Dan kini, di pertengahan 2019, kontestasi panggung umat semakin beragam. Ada Dai yang fokus berbicara politik, ada pula yang konsisten berbicara seputar keunmmatan, dan yang paling fenomenal –setidaknya menurut penulis- adalah Dai yang berbicara tentang “Pemurnian”.
“Pemurnian” yang penulis maksudkan adalah upaya yang dilakukan oleh para Dai untuk kembali kepada peri kehidupan di zaman Rasul serta para Sahabat.

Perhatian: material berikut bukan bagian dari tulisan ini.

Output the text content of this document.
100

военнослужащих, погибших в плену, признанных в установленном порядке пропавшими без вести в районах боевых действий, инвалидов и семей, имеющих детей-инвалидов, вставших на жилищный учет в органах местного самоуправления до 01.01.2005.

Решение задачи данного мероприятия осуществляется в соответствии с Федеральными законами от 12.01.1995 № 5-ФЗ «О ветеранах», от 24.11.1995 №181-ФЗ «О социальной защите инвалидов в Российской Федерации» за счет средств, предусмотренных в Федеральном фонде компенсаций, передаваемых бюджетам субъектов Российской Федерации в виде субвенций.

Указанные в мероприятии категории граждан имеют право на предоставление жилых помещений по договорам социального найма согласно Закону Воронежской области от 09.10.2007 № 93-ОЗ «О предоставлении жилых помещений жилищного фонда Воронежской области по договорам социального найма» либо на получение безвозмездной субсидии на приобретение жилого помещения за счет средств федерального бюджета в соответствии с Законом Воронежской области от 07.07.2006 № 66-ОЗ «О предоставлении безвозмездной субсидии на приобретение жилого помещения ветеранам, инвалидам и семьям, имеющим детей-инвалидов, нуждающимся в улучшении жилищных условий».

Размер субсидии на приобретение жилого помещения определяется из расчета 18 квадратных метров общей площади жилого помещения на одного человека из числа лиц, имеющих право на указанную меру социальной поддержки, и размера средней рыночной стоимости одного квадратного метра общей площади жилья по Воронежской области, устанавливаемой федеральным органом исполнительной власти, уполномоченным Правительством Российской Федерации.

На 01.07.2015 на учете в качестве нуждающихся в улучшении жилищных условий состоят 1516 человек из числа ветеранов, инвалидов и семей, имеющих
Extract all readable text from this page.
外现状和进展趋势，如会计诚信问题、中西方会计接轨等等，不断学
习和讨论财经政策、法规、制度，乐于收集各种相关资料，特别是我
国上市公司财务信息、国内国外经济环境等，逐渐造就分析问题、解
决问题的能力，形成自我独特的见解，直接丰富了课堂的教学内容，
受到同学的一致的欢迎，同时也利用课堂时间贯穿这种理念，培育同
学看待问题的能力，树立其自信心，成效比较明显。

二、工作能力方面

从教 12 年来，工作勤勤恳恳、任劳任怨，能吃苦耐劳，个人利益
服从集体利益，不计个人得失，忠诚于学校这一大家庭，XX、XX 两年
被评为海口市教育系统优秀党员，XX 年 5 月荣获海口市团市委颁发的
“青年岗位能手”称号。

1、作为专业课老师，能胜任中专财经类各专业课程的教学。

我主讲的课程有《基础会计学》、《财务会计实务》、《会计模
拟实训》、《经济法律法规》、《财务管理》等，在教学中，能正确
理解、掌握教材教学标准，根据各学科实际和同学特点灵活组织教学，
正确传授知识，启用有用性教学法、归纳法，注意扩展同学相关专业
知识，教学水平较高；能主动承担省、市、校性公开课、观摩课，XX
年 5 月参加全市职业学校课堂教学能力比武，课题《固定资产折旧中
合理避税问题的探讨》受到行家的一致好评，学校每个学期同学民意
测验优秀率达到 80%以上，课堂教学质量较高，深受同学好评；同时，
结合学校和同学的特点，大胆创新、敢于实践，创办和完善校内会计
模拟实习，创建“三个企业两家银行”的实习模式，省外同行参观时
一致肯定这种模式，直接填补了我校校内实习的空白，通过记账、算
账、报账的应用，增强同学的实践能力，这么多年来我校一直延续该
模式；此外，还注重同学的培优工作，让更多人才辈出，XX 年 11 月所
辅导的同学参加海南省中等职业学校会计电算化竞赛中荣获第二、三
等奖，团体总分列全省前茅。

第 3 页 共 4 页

Kelompok yang gencar menyuarakan ini biasa menyebut diri mereka sebagai “Salafi”. Perkembangan mereka cukup signifikan di Indonesia ini. Selain karena mendapatkan dukungan finansial lewat kampanye Global Arab Saudi untuk menandingi kampanye Syiah dari Iran, kelompok ini pesat mendapatkan simpati masyarakat karena menawarkan sesuatu yang “seolah” tak bisa dibantah, yakni “kembali kepada Al-Quran dan Hadits”. Sebuah ajakan yang seolah mengindikasikan bahwa kita pernah melepaskan diri dari keduanya.
Kembali kepada persoalan otoritas, barangkali kemajemukan yang menjadi ciri khas di Indonesia membuat kita tidak bisa membuat seleksi khusus tentang siapa yang berhak mengisi panggung umat di negeri ini. Berbeda dengan Saudi Arabia ataupun Mesir, misalnya. Di sini, siapapun bisa mengisi panggung tersebut. Kita tentu ingat, bahwa Kementrian Agama pernah merilis daftar Dai dan Penceramah yang direkomendasikan oleh Kementrian, dan langsung diprotes ramai-ramai.
Maka satu-satunya cara untuk memfilter diri kita dari keragaman corak Dai tersebut (tentu kita tidak akan menerima semuanya begitu saja, kan?) adalah dengan memperkuat diri pribadi kita agar tidak mudah menerima begitu saja apapun yang disampaikan oleh seorang Dai pada jenis panggung apapun. Semuanya harus kita filter. Salah satu filter yang bisa penulis tawarkan adalah dengan melihat sanad keilmuannya. Karena perbedaan agama ini dengan agama lain ialah ketersambungan sanad hingga kepada Rasulullah SAW.